Have you ever sat in the evening to watch the sunset? Looked into its white rays during the last twenty minutes of its descent? What did you see?
Every land is different, and I can’t speak for city streets where no trees or wildflowers grow. I’ve never sat to watch the sun set there. But I can speak for the country.
Many times I’ve taken a break from gardening or working around the yard to admire the last moments of daylight. The best place to sit to watch Earth’s magic show is in shade. From this viewpoint, I look towards the sun. This won’t work if it’s cloudy. When the sun is in clear sky, it illuminates what I normally don’t see. In fact, looking to the right or left as the sun sets exposes nothing special. I must look directly towards the sun.
What do I see?
I see birds of all sizes, including hummingbirds as they zip to-and-fro. I see bees, hornets, horseflies and other fliers of similar size. I see mosquitoes, thousands of them. I see winged insects flitting about in swarms and on individual journeys. Mixed with this is dust, dandelion and other flower seeds, single strands of a spider’s web and debris floating in the air. What makes up the debris in anyone’s guess.
Between me and the object in the distance, say a house or line of trees, there are hundreds of thousands of objects in the air. Common sense tells me they are not all gathering before me to dance in the sunlight. They are everywhere. To my left and right and above. I am surrounded by them. I just can’t see them.
If I were to walk only 12 feet, I would smash into thousands of things, yet I wouldn’t know it. I might see a mosquito or a bee, but the majority of things I’m seeing in the air would be invisible to my eye.
I imagine a good many things aren’t seen because we need specific light to see them. The sharp light of the setting sun highlights what would otherwise be invisible.
One claim is we see only 1% of the visible light spectrum. That means 99% of our world is invisible to us. I wonder what dances in those shades of light.
Devices such as infrared glasses allow us to see infrared, which is too red for our eye to register. Warm-blooded beings radiate infrared light, yet we don’t see this red halo.
The second reason we don’t see all these things in the air is because our brains ignore it. We can’t handle the activity. I wonder if a newborn sees it, becomes familiar with it, then blocks it out by the time they learn to walk. It’s like white noise but to the eye.

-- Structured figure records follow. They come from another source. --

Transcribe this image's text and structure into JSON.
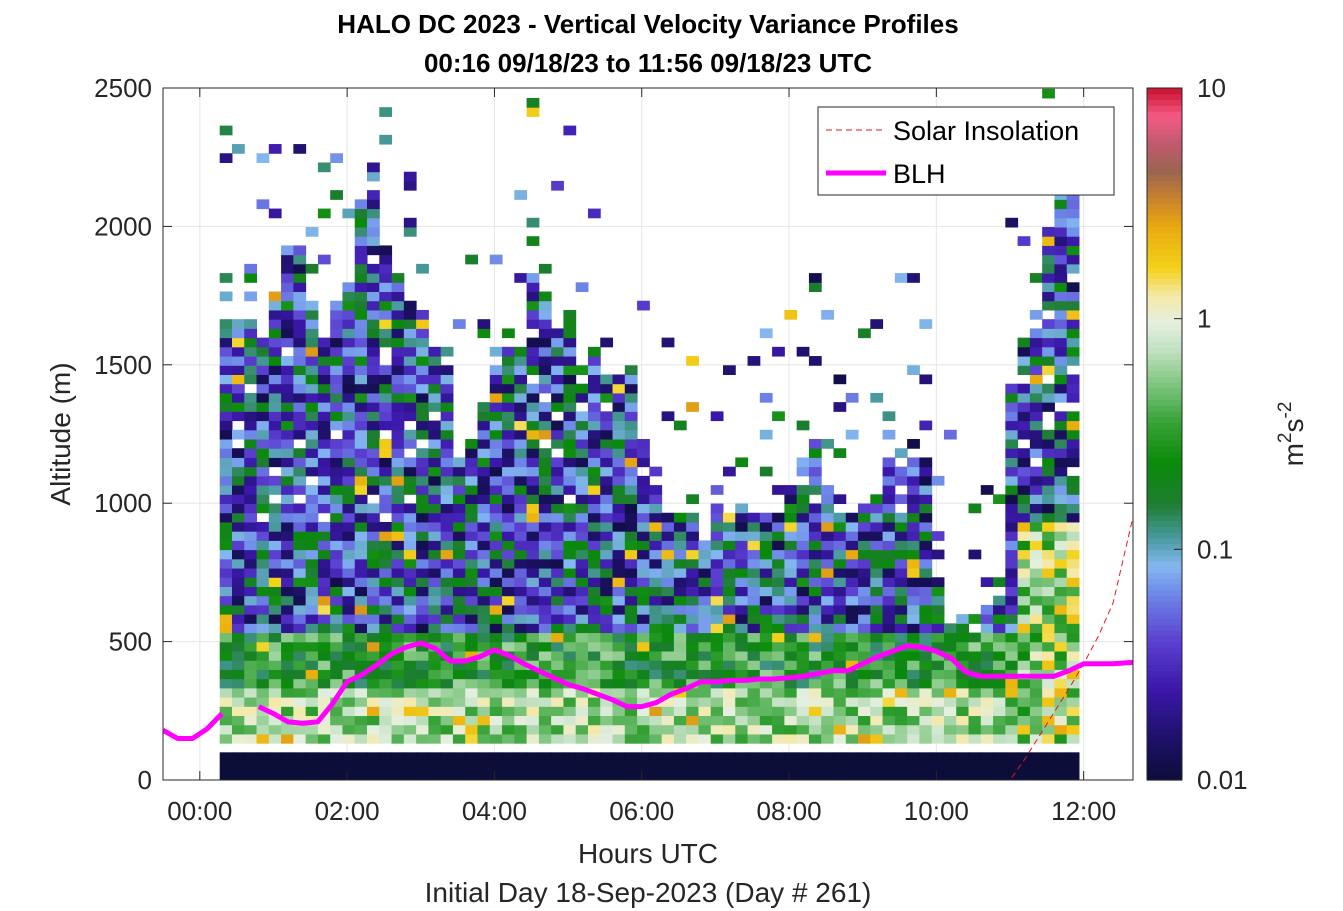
{
  "chart_data": {
    "type": "heatmap",
    "title": "HALO DC 2023 - Vertical Velocity Variance Profiles",
    "subtitle": "00:16 09/18/23 to 11:56 09/18/23  UTC",
    "xlabel": "Hours UTC",
    "xlabel2": "Initial Day 18-Sep-2023 (Day # 261)",
    "ylabel": "Altitude (m)",
    "xlim_hours": [
      -0.5,
      12.67
    ],
    "ylim": [
      0,
      2500
    ],
    "x_ticks": [
      0,
      2,
      4,
      6,
      8,
      10,
      12
    ],
    "x_tick_labels": [
      "00:00",
      "02:00",
      "04:00",
      "06:00",
      "08:00",
      "10:00",
      "12:00"
    ],
    "y_ticks": [
      0,
      500,
      1000,
      1500,
      2000,
      2500
    ],
    "y_tick_labels": [
      "0",
      "500",
      "1000",
      "1500",
      "2000",
      "2500"
    ],
    "grid": true,
    "legend_position": "top-right",
    "colorbar": {
      "label_base": "m",
      "label_sup1": "2",
      "label_mid": "s",
      "label_sup2": "-2",
      "scale": "log",
      "range": [
        0.01,
        10
      ],
      "ticks": [
        0.01,
        0.1,
        1,
        10
      ],
      "tick_labels": [
        "0.01",
        "0.1",
        "1",
        "10"
      ]
    },
    "series": [
      {
        "name": "Solar Insolation",
        "style": "dashed",
        "color": "#e8161b",
        "x": [
          -0.5,
          11.0,
          11.2,
          11.4,
          11.6,
          11.8,
          12.0,
          12.2,
          12.4,
          12.67
        ],
        "y": [
          0,
          0,
          75,
          160,
          245,
          330,
          420,
          520,
          640,
          950
        ]
      },
      {
        "name": "BLH",
        "style": "solid",
        "color": "#ff00ff",
        "x": [
          -0.5,
          -0.3,
          -0.1,
          0.1,
          0.3,
          0.6,
          0.8,
          1.0,
          1.2,
          1.4,
          1.6,
          1.8,
          2.0,
          2.2,
          2.4,
          2.6,
          2.8,
          3.0,
          3.2,
          3.4,
          3.6,
          3.8,
          4.0,
          4.2,
          4.4,
          4.6,
          4.8,
          5.0,
          5.2,
          5.4,
          5.6,
          5.8,
          6.0,
          6.2,
          6.4,
          6.6,
          6.8,
          7.0,
          7.2,
          7.4,
          7.6,
          7.8,
          8.0,
          8.2,
          8.4,
          8.6,
          8.8,
          9.0,
          9.2,
          9.4,
          9.6,
          9.8,
          10.0,
          10.2,
          10.4,
          10.6,
          10.8,
          11.0,
          11.2,
          11.4,
          11.6,
          11.8,
          12.0,
          12.2,
          12.4,
          12.67
        ],
        "y": [
          180,
          150,
          150,
          185,
          240,
          null,
          265,
          240,
          210,
          205,
          210,
          275,
          355,
          380,
          415,
          455,
          480,
          495,
          475,
          430,
          430,
          445,
          470,
          450,
          420,
          395,
          370,
          345,
          330,
          310,
          290,
          265,
          265,
          280,
          310,
          330,
          355,
          355,
          360,
          360,
          365,
          365,
          370,
          375,
          385,
          395,
          395,
          420,
          445,
          465,
          485,
          480,
          465,
          440,
          390,
          375,
          375,
          375,
          375,
          375,
          375,
          395,
          420,
          420,
          420,
          425
        ]
      }
    ],
    "heatmap_range_hours": [
      0.27,
      11.93
    ]
  },
  "colors": {
    "blh": "#ff00ff",
    "solar": "#e8161b",
    "grid": "#e6e6e6"
  }
}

The blindness of humans makes me wonder what fantastical creatures may be sitting next to us when we stop for a break on a rock while hiking or while we toil away in the garden.
Viewing the world as enchanted has been figuratively beaten out of us by the time we are adults. We are taught to accept this dreary, magicless world as reality. I refuse.
This world is filled magic. We need only to relearn how to see it. Believing it exists is the first step. Catching glimpses of it at sunset allows the believing to begin.